In almost all financial crisis, physical paper currencies are unlikely to default in the short term within the nation they have legal tender status. Hyperinflations are the lone outlier to this statement for they effectively default by buying one way less day after day (e.g., Venezuela today).
But unlike physical gold bullion, government fiat currencies can be created at will and devalued by mere decree. Measuring and forecasting the masses confidence in fiat currency is difficult to do accurately. Their breaking point is a known, unknown amongst central banks. What is indeed known is that throughout history and without exception, all monetary proxies stemming from physical bullion coins eventually become worthless given enough time.
Gold bullion forms the smallest and soundest base in the inverted pyramid displaying highest to lowest risk asset classes. A significant reason is that physical gold bullion is universally the most recognized default proof asset an investor can own. It is for this reason central banks hold about 1 out of every 5 ounces of gold ever mined within their very own vaults. And about 50% of all the .999 fine gold bullion in the world.
All physical precious metal bullion items are incredibly scarce by nature and do not require the performance of other parties always to maintain some measure of value in the financial market.
3D Exter Pyramid: Why Gold Bullion is the Safest Haven of All
Finally above, a 3-dimensional rendering of the modern-day Exter Pyramid.
Those giant green walls represent stacked pallets of $100 US dollar bills. It got illustrated to a representative scale.
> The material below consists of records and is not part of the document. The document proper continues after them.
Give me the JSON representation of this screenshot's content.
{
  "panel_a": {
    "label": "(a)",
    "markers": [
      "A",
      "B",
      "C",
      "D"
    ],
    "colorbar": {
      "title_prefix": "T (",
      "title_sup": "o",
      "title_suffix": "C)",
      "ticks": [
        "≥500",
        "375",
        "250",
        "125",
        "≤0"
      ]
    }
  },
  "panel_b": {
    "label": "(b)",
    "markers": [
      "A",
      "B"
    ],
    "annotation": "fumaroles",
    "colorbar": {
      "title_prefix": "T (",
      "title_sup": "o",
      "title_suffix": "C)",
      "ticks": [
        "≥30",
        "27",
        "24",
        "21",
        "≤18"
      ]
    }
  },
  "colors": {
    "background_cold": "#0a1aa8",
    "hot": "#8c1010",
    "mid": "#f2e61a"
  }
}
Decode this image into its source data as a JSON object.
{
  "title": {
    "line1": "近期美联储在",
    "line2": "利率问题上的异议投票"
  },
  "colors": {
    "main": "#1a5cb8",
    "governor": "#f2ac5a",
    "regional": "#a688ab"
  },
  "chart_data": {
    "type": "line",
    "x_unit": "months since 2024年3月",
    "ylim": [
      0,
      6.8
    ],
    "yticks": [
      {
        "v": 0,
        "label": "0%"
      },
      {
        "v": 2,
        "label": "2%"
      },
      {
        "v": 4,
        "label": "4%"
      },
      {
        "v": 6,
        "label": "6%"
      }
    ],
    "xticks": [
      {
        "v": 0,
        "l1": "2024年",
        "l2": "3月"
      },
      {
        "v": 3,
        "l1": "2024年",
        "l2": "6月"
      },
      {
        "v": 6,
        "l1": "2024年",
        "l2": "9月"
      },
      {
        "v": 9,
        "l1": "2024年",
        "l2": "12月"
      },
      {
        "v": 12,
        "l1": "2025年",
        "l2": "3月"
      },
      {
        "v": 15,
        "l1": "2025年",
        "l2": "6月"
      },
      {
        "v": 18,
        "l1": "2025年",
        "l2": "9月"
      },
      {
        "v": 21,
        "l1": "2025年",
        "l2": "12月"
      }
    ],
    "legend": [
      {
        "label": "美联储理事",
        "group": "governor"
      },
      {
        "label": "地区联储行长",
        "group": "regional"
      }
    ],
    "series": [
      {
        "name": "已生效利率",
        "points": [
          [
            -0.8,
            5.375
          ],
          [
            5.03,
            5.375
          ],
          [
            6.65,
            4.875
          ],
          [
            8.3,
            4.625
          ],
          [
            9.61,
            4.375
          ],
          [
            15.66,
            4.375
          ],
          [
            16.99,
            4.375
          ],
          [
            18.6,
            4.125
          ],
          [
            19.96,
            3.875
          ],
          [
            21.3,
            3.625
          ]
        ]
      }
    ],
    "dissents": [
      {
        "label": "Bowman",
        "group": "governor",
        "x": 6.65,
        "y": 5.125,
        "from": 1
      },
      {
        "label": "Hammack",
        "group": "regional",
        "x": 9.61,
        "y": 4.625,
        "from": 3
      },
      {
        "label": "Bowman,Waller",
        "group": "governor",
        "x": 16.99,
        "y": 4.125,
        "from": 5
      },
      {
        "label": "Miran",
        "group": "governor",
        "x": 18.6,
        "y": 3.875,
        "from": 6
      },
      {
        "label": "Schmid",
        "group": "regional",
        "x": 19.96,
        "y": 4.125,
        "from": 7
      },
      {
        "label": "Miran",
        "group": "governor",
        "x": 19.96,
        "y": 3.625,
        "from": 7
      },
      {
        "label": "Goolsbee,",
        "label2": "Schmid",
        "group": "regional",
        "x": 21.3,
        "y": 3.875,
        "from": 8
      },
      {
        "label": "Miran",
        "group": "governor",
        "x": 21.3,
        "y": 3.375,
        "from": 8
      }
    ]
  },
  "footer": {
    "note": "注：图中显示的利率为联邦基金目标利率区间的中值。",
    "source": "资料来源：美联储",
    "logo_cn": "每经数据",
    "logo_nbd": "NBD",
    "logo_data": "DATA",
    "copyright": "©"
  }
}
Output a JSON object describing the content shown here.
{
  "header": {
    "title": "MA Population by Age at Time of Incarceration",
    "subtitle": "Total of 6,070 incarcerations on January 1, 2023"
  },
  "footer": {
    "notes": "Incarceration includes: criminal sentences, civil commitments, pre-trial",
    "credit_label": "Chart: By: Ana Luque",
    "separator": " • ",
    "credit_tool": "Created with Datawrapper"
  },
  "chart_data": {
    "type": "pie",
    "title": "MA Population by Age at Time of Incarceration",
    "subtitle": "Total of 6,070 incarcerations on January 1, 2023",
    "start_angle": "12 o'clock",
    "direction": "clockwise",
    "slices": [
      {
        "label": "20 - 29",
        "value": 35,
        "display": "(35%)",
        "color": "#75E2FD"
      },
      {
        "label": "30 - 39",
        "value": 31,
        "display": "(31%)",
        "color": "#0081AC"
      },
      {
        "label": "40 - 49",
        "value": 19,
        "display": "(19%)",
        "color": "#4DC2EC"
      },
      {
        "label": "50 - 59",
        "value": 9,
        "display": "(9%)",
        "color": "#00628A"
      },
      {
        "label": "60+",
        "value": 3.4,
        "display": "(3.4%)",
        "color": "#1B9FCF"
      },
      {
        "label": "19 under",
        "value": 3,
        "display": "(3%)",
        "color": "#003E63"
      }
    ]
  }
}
Each division of the inverted pyramid gets drawn respective to the notional size or value of each asset class it respectively represents.
See if you can spot landmarks like the Statue of Liberty, the old World Trade Center Towers, and an illustration of the entire world’s physical gold supply at the tip of the pyramid itself.
These are all reasons as to why John Exter and many in the world agree, gold bullion remains the safest asset to own outright.